Ao apresentar sintomas, é necessário que o paciente com suspeita de esclerose múltipla consulte um neurologista o mais rápido possível para que, com o auxílio dos exames, a doença seja descartada ou confirmada, podendo dar início ao tratamento imediatamente. “Este é um quadro que começa devagar e que vai progredindo ao longo dos dias. Tem que procurar o atendimento neurológico quando passar 24 horas desde que os sintomas apareceram e estes continuam se apresentando de forma contínua”, alerta a Dra. Rafaela.

Para obter um diagnóstico preciso, são necessários alguns exames solicitados pelo neurologista. Além do exame físico, que é feito pelo neurologista, a Dr Rafaela Cardoso ressalta a importância de realizar uma ressonância. “Dependendo do que o paciente apresente naquele momento, a gente faz na cabeça, na coluna, na região da medula para ver se tem algum acometimento. Outro exame que nos auxilia no diagnóstico é o do líquor, em que é feita uma furadinha nas costas para tirar o líquido cefalorraquidiano da espinha para a gente analisar se tem aquela inflamação”, elenca a neurologista do Nais.

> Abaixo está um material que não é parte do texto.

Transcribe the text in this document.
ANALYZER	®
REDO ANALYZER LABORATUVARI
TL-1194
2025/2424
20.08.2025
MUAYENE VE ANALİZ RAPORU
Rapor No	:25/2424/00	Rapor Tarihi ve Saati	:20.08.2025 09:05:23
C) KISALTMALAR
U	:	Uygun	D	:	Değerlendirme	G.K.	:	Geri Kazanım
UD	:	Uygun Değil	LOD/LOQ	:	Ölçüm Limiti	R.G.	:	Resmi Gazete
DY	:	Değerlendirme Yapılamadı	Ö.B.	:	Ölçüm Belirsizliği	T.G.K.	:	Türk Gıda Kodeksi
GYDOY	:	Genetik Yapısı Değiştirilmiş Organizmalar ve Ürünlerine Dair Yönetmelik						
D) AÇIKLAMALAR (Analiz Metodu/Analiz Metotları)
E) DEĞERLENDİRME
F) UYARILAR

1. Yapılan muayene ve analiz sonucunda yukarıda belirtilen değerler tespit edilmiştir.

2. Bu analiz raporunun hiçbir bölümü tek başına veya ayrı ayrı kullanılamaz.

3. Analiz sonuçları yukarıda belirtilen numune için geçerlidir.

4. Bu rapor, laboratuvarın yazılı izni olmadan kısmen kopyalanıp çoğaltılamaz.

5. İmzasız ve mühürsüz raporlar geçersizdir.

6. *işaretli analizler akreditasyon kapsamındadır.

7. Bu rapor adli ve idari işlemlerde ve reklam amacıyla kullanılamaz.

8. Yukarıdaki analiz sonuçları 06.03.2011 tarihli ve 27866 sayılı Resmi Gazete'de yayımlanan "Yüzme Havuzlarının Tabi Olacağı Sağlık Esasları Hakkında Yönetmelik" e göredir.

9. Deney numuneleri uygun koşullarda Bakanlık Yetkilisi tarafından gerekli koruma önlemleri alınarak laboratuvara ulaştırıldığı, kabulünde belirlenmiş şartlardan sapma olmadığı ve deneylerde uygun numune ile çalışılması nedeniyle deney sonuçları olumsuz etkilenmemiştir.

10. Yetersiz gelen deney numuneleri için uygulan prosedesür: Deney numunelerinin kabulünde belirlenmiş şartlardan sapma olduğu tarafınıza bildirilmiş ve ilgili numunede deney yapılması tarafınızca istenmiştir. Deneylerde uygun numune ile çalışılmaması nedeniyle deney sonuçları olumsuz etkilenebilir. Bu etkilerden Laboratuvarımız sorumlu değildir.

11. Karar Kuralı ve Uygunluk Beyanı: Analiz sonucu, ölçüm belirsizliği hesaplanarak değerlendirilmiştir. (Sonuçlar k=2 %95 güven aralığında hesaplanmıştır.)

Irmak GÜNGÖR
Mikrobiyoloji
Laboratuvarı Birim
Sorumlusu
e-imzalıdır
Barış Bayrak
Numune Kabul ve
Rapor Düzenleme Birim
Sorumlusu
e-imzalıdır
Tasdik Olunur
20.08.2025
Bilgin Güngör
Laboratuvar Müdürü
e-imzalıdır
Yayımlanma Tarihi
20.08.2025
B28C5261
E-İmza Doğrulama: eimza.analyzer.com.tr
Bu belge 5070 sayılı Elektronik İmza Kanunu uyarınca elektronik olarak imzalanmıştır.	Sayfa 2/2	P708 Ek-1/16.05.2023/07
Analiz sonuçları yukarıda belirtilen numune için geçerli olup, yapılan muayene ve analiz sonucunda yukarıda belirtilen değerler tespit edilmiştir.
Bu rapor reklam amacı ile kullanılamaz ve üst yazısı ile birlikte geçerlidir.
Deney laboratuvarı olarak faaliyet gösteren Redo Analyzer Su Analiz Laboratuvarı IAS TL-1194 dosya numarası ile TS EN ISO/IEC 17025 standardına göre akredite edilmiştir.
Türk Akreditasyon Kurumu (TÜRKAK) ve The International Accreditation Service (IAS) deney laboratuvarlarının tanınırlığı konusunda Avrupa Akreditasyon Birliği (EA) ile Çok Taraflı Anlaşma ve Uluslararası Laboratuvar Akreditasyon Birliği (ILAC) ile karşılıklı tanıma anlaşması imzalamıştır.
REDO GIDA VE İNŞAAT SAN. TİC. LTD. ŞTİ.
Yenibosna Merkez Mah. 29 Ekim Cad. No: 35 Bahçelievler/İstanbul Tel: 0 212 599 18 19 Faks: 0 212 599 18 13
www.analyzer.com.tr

Por não haver cura,  os pacientes com EM precisam realizar tratamento contínuo. Para isso, existem diversos tipos de medicamentos, desde os  injetáveis, aos orais e endovenosos. “O tratamento é direcionado à questão inflamatória. Precisamos regular essa inflamação que está acontecendo a nível microscópico e a questão do medicamento é a partir do que é avaliado na consulta e do que mostram os exames”, esclarece a médica.

Além do tratamento com um neurologista, é importante que o paciente receba um acompanhamento multidisciplinar, envolvendo profissionais como psicólogo e fisioterapeuta. “Além do AVC, que é a doença mais incapacitante do ponto de vista neurológico, a esclerose desperta muito interesse porque é uma doença incapacitante que atinge jovens, naquele momento em que eles deveriam ser mais produtivos. Por isso que precisamos estar sempre de olho nesses diagnósticos porque, muitas vezes, acontece de a incapacidade ser aumentada pelo atraso em diagnosticá-la. É muito importante estar atento aos sinais: quanto mais rápido o diagnóstico, mais a gente consegue prevenir essas incapacidades”, complementa Dra. Rafaela.